CHRISTOPHE BARBIER François HOLLANDE a confirmé hier qu’il y aurait un coup de pouce au Smic, mais sans gêner les PME, c’est un peu l’équation impossible ça, non ?

STEPHANE LE FOLL C’était l’engagement de la campagne, il avait été très clair que ce coup de pouce au Smic serait fait, mais en même temps, il l’a dit, il l’avait répété, cette augmentation du Smic devrait se faire avec le respect de la compétitivité des entreprises, parce que sinon, on remet en cause ce qui est essentiel aujourd’hui, le maintien de l’emploi.
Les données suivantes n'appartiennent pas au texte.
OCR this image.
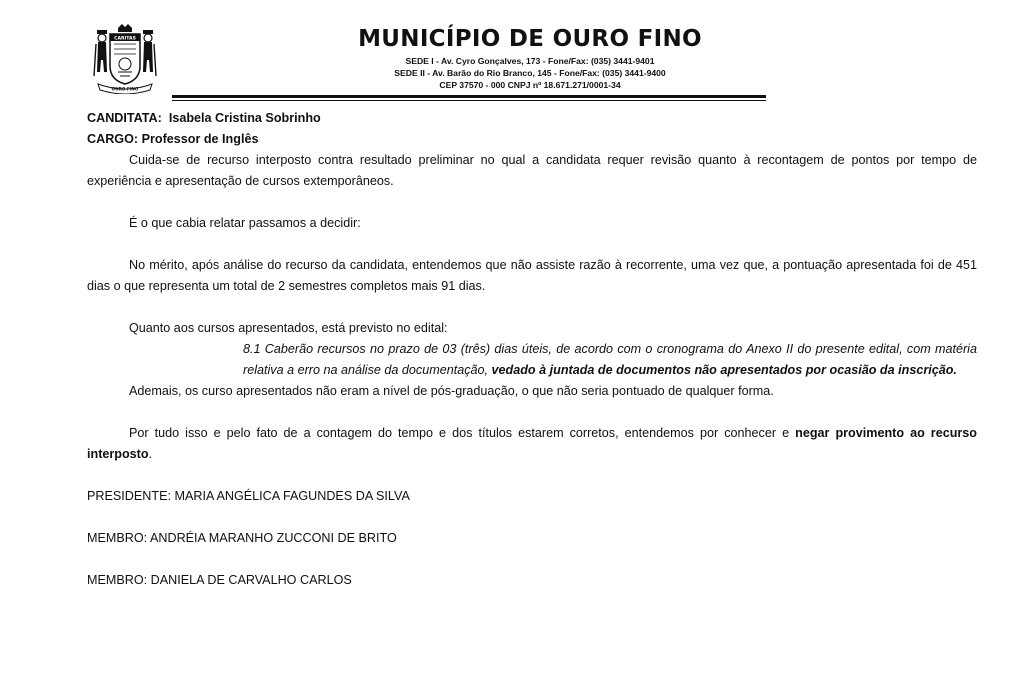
CARITAS
OURO FINO
MUNICÍPIO DE OURO FINO
SEDE I - Av. Cyro Gonçalves, 173 - Fone/Fax: (035) 3441-9401
SEDE II - Av. Barão do Rio Branco, 145 - Fone/Fax: (035) 3441-9400
CEP 37570 - 000 CNPJ nº 18.671.271/0001-34

CANDITATA: Isabela Cristina Sobrinho

CARGO: Professor de Inglês

Cuida-se de recurso interposto contra resultado preliminar no qual a candidata requer revisão quanto à recontagem de pontos por tempo de experiência e apresentação de cursos extemporâneos.

É o que cabia relatar passamos a decidir:

No mérito, após análise do recurso da candidata, entendemos que não assiste razão à recorrente, uma vez que, a pontuação apresentada foi de 451 dias o que representa um total de 2 semestres completos mais 91 dias.

Quanto aos cursos apresentados, está previsto no edital:

8.1 Caberão recursos no prazo de 03 (três) dias úteis, de acordo com o cronograma do Anexo II do presente edital, com matéria relativa a erro na análise da documentação, vedado à juntada de documentos não apresentados por ocasião da inscrição.

Ademais, os curso apresentados não eram a nível de pós-graduação, o que não seria pontuado de qualquer forma.

Por tudo isso e pelo fato de a contagem do tempo e dos títulos estarem corretos, entendemos por conhecer e negar provimento ao recurso interposto.

PRESIDENTE: MARIA ANGÉLICA FAGUNDES DA SILVA

MEMBRO: ANDRÉIA MARANHO ZUCCONI DE BRITO

MEMBRO: DANIELA DE CARVALHO CARLOS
CHRISTOPHE BARBIER Oui, mais on est déjà plus cher que les Allemands par exemple en terme de coût du travail, donc la compétitivité va être abîmée quoi que vous fassiez…
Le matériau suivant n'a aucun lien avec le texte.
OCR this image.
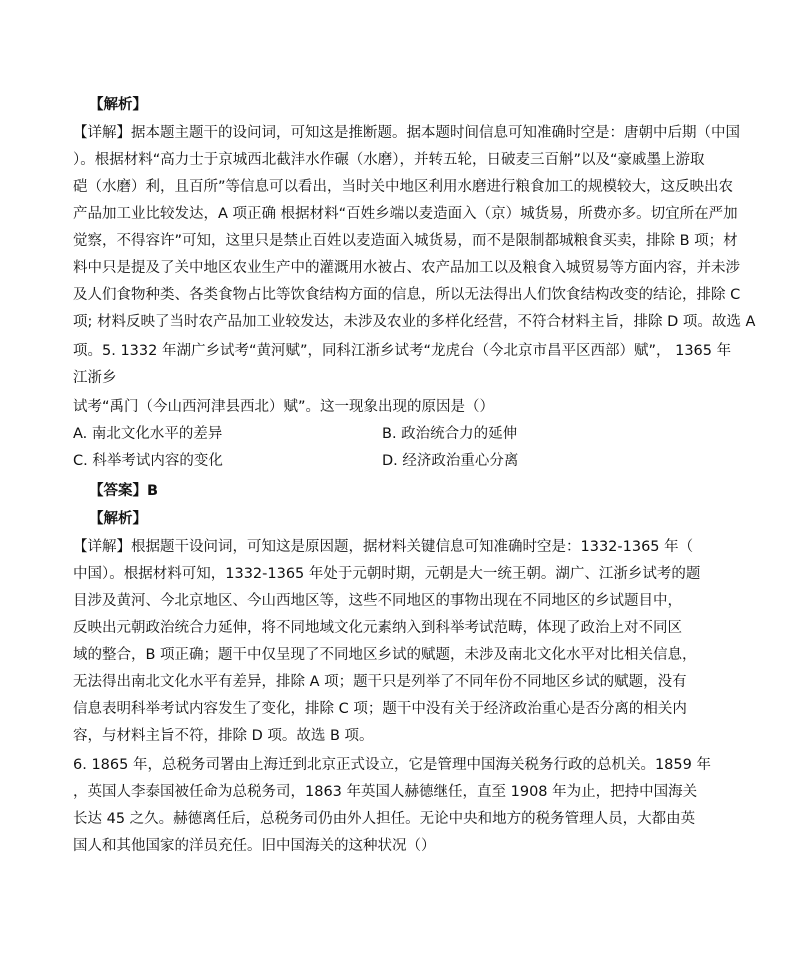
【解析】
【详解】据本题主题干的设问词，可知这是推断题。据本题时间信息可知准确时空是：唐朝中后期（中国
）。根据材料“高力士于京城西北截沣水作碾（水磨），并转五轮，日破麦三百斛”以及“豪戚墨上游取
硙（水磨）利，且百所”等信息可以看出，当时关中地区利用水磨进行粮食加工的规模较大，这反映出农
产品加工业比较发达，A 项正确 根据材料“百姓乡端以麦造面入（京）城货易，所费亦多。切宜所在严加
觉察，不得容许”可知，这里只是禁止百姓以麦造面入城货易，而不是限制都城粮食买卖，排除 B 项；材
料中只是提及了关中地区农业生产中的灌溉用水被占、农产品加工以及粮食入城贸易等方面内容，并未涉
及人们食物种类、各类食物占比等饮食结构方面的信息，所以无法得出人们饮食结构改变的结论，排除 C
项; 材料反映了当时农产品加工业较发达，未涉及农业的多样化经营，不符合材料主旨，排除 D 项。故选 A
项。5. 1332 年湖广乡试考“黄河赋”，同科江浙乡试考“龙虎台（今北京市昌平区西部）赋”， 1365 年
江浙乡
试考“禹门（今山西河津县西北）赋”。这一现象出现的原因是（）
A. 南北文化水平的差异	B. 政治统合力的延伸
C. 科举考试内容的变化	D. 经济政治重心分离
【答案】B
【解析】
【详解】根据题干设问词，可知这是原因题，据材料关键信息可知准确时空是：1332-1365 年（
中国）。根据材料可知，1332-1365 年处于元朝时期，元朝是大一统王朝。湖广、江浙乡试考的题
目涉及黄河、今北京地区、今山西地区等，这些不同地区的事物出现在不同地区的乡试题目中，
反映出元朝政治统合力延伸，将不同地域文化元素纳入到科举考试范畴，体现了政治上对不同区
域的整合，B 项正确；题干中仅呈现了不同地区乡试的赋题，未涉及南北文化水平对比相关信息，
无法得出南北文化水平有差异，排除 A 项；题干只是列举了不同年份不同地区乡试的赋题，没有
信息表明科举考试内容发生了变化，排除 C 项；题干中没有关于经济政治重心是否分离的相关内
容，与材料主旨不符，排除 D 项。故选 B 项。
6. 1865 年，总税务司署由上海迁到北京正式设立，它是管理中国海关税务行政的总机关。1859 年
，英国人李泰国被任命为总税务司，1863 年英国人赫德继任，直至 1908 年为止，把持中国海关
长达 45 之久。赫德离任后，总税务司仍由外人担任。无论中央和地方的税务管理人员，大都由英
国人和其他国家的洋员充任。旧中国海关的这种状况（）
STEPHANE LE FOLL Non, non, non, on n’est pas plus cher que les Allemands dans tout le domaine industriel et de services, on est plus cher que les Allemands dans un domaine que je connais bien, qui est l’agroalimentaire et l’agriculture. Là, il y a un vrai problème parce qu’il n’y a pas de négociations de branche dans ce domaine en Allemagne.

CHRISTOPHE BARBIER Qu’allez-vous faire, vous, dans votre domaine, là, pour les revenus agricoles, il y a quand même beaucoup de paysans qui sont en dessous du Smic ?

STEPHANE LE FOLL Il y a beaucoup de paysans qui sont en dessous du Smic, il y a beaucoup de paysans qui sont au RSA aujourd’hui. Donc il y a des difficultés dans le monde agricole que personne ne peut cacher ni nier. Il y a une réforme de la PAC qui est en cours, il y a une régulation des marchés qu’il va falloir essayer de mieux organiser, mais en même temps, c’est toute la difficulté de l’agriculture, c’est lier les aides de la politique agricole commune avec un soutien et une régulation des marchés qui permettent des prix qui soient suffisamment rémunérateurs pour avoir au bout du compte un revenu agricole qui soit digne pour tous les agriculteurs.

CHRISTOPHE BARBIER L’Europe va chercher des moyens, des sous pour la croissance, l’Europe va les prendre dans la politique agricole commune ?

STEPHANE LE FOLL Il va falloir faire très attention à la stratégie qu’on va avoir sur ce sujet, et moi, contrairement à ce qui a été dit ou fait avant, qui consistait à dire : on va baisser tout, sauf le budget de l’agriculture, c’était un pari très risqué, qui avait été pris par le gouvernement précédent. Il va falloir discuter budget à l’échelle de l’Europe, il y a des discussions qui sont en cours, et en même temps, avoir une stratégie qui prenne en compte et la politique agricole et la politique de cohésion territoriale, ce sont les deux grandes politiques qui, à elles deux, font 80% du budget, il faut les protéger parce que c’est la solidarité à l’échelle de l’Europe qui est en jeu.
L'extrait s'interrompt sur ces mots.